Долго рассказывал старик о прежней жизни. Обо всём знал: чем и как мать-земля живет, как она родилась и расширялась. От услышанного Тикшаю стало хорошо: на волю он убежал не зря. Оказывается, и ему, рожденному свободным, только воля нужна. И он ее найдет обязательно.

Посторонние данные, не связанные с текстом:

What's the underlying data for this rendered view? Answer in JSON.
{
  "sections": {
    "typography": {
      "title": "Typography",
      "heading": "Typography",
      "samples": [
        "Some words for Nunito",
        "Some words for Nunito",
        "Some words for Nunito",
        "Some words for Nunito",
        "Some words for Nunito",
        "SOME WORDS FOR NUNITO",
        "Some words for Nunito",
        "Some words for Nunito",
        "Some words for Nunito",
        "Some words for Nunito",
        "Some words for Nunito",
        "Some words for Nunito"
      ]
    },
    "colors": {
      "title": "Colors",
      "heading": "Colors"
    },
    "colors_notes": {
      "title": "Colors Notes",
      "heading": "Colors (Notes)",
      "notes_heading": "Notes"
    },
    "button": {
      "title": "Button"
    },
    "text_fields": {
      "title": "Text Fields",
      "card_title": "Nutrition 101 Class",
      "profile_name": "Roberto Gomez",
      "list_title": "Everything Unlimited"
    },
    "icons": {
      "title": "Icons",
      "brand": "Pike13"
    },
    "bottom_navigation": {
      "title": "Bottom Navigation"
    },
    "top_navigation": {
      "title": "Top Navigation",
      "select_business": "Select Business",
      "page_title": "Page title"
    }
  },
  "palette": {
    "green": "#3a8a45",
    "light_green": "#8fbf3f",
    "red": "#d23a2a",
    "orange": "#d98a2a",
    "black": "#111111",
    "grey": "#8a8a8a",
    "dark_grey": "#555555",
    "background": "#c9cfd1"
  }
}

В одном только со стариком он был не согласен: что храбрые и сильные духом на Руси перевелись. Дед стар, где ему знать, сколько красивых и смелых парней осталось лежать под Смоленском и у моря, сколько их, безымянных, и теперь падает от вражьих пистолей и мушкетов — числом не сосчитать. Тикшаю вспомнился казак Чухрай. Где он, донской хлебопашец, жив ли? Много казаков с ним служило, они теперь со своим вожаком, Стенькой Разиным, слышал, против господ своих поднялись. За волю свою и свободу. Он должен их найти. У него тоже есть за что бороться.
Глава одиннадцатая
Федосье Прокопьевне приснился дурной сон: будто сидит она на крылечке и целует огромного пса. Стыдоба, да и только! Задумалась о значении сна — мысли обратились к мужу. Двадцать лет она прожила с Глебом Ивановичем — грустных двадцать зим и лет. Теперь муж ее по тому свету бродит, по светлому раю. За братом своим, Борисом Ивановичем, вскоре последовал. Субботним вечером вернулся из бани, прилег на лавке и… «Барин, проснись, время за стол садиться, рыбки тебе пожарила», — пыталась разбудить его Параша, да где там… Ноги у хозяина уже были холодными, как лед. Шестьдесят семь ему недавно исполнилось, о смерти и не помышлял. Помер тихо, спокойно, так же, как и прожил свою спокойную жизнь, согласно своему характеру. В споры-вздоры, в лишние разговоры не встревал. Царские приказы прилежно выполнял, постоянно в разъездах был. Из Киева — в Ригу, из Риги — в Польшу. В Посольском приказе такая работа.